I bought this because I like cats and I'm interested in zen teachings, so when I spotted it on the shelf in the bookshop it seemed like a good find. It's a gentle book and it is clear that writing it was a meaningful personal project for the author. I think it would have made for decent content on an informal blog. However, overall I wouldn't really recommend it.
Things are a bit disjointed throughout the book. The A to Z structure doesn't work particularly well, as ideas that are conceptually adjacent end up being chapters apart, and so the book keeps repeating different iterations of the same vague conclusion and circling back to old topics. With regard to individual ideas, it is not always clear how conclusions relate to the content of sentences that preceded them.
Most of the allusions to cats are contrived and often irrelevant - there were some interesting pieces of cat-related information, but once the observation has been established that cats live in the moment more than humans do, there's really not much else to say on cats.
There is not much authority in the author's voice. Several times, something that seems interesting and relevant is mentioned but then swiftly dropped without any further details. I think the author lacks confidence in her ability to do justice to other people's ideas or to explain scientific findings, and so she uses the book to signpost these things to the reader instead of actually explaining them.

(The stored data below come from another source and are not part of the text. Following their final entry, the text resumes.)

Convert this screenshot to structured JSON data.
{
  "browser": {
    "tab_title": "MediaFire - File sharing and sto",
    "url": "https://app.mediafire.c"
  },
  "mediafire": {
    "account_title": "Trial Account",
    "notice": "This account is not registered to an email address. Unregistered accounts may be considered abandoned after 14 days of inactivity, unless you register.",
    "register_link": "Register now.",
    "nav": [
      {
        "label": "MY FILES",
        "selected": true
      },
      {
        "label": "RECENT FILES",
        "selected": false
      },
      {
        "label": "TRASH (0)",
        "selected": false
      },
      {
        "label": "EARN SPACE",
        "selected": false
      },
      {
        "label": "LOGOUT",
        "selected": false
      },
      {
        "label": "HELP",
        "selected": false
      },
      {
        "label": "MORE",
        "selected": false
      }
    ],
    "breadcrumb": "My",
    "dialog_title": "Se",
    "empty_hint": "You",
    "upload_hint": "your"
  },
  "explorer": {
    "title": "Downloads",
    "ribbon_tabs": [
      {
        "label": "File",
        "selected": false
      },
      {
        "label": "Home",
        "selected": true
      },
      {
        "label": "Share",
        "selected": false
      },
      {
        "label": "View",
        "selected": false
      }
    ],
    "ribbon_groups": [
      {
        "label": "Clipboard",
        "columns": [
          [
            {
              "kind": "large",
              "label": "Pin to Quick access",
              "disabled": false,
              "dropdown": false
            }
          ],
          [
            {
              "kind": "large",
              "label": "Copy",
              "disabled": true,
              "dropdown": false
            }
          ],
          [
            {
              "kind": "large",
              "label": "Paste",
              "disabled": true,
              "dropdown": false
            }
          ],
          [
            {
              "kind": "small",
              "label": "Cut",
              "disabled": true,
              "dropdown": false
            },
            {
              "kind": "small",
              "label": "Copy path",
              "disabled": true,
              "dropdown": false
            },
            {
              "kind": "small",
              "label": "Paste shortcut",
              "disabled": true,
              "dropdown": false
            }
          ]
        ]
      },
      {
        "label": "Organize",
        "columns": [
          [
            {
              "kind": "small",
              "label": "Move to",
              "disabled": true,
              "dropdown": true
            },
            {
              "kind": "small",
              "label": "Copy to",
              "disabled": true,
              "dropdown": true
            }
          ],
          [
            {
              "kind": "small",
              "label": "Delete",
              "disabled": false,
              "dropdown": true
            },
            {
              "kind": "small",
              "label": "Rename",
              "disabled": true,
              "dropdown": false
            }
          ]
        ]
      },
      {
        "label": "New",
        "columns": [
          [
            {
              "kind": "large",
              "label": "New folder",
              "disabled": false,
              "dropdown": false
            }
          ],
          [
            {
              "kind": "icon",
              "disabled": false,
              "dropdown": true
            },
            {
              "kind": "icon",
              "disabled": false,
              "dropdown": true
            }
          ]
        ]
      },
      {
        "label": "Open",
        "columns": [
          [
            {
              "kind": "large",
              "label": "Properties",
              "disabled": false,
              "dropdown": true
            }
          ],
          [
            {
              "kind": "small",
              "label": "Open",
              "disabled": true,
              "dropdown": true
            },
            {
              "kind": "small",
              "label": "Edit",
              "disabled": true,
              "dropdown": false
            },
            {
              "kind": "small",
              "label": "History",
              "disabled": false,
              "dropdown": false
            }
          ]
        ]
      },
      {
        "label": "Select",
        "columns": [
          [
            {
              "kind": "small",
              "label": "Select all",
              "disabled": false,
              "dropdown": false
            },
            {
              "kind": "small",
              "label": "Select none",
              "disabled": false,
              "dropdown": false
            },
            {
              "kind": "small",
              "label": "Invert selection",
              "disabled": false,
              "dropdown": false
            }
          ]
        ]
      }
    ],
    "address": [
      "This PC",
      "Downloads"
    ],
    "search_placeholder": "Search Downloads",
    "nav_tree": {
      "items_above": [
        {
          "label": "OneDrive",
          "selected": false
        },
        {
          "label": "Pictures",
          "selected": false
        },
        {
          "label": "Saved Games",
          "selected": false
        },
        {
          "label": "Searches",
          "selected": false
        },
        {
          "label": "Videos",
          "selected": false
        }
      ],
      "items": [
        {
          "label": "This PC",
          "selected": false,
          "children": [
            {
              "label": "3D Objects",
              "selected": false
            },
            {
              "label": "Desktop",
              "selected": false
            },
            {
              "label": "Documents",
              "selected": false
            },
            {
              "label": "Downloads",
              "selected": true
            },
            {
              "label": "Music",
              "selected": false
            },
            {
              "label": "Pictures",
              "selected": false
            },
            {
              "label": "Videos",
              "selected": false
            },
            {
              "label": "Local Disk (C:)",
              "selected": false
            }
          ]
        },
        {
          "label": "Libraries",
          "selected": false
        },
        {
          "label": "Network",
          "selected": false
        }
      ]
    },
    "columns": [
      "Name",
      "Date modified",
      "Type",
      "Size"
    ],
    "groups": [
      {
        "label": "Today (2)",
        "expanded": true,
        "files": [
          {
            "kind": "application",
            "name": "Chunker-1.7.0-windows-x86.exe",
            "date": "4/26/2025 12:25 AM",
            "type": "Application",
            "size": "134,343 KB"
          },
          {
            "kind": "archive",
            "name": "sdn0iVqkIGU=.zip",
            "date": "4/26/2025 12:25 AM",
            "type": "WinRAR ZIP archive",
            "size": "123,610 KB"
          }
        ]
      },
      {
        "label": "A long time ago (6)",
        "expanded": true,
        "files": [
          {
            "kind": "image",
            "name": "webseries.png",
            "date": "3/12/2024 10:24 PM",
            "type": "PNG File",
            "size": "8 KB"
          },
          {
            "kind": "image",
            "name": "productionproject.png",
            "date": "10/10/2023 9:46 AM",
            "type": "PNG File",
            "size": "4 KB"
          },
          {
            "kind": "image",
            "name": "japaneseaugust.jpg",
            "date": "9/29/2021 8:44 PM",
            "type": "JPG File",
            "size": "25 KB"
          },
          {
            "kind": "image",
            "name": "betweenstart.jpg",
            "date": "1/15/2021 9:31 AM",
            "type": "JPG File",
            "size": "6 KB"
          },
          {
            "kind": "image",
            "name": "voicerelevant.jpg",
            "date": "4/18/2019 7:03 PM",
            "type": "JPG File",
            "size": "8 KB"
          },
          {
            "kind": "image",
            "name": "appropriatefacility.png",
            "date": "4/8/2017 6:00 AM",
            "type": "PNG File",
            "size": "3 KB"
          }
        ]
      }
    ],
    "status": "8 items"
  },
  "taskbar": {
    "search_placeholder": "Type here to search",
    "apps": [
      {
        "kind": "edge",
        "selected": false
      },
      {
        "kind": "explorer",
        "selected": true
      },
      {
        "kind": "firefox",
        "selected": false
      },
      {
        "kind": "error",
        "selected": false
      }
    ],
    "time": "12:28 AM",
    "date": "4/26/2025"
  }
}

The book therefore doesn't really fulfil its purpose. Most ideas the author offers are things that any reader interested in zen will already have considered. Together, these things meant it didn't really feel like I was learning anything as I read.
Sources are not particularly reliable. Sometimes a scientific study is mentioned in the text but the listed source is a third-party article about the study instead of the study itself. Wikipedia is referenced multiple times (in secondary school and university this is a big no-no). Sources largely consist of webpages the author has presumably found on Google and friends she has chatted to. I think that a dedicated, structured research process might have had the potential to lead to some good analysis and original insights on the part of the author, but instead, any references to sources seem like attempts to bulk up the book around the author's existing ideas, which are not particularly original.
The above points aren't dealbreakers, but the reason I felt compelled to write a review is that to be honest, I really, really struggled to get through the book, and this is because I was distracted by how poorly written it is. I'm astonished that it made its way past a professional editor. The pages are rife with bad grammar, awkward sentence structure, and misuse of words. There is also a lot of repetition of buzzwords ("transformative" "powerful" "deeply" etc). In some places, there are blatant direct copy-pastes from the introductory sentence of a Wikipedia article. The author has made sure each sentence is as long as it can possibly be, usually by making tautologies. Presumably this is for fear of sounding blunt, but it makes for quite a chaotic read and I think the book would be about two thirds of its length or less if it was written more concisely. The book could have been an easy, gentle read, but instead I found myself constantly pausing to figure out what the last clause I'd read was actually adding to the text, and finding more often than not that the words were just acting as padding or rephrasing something that had already been said.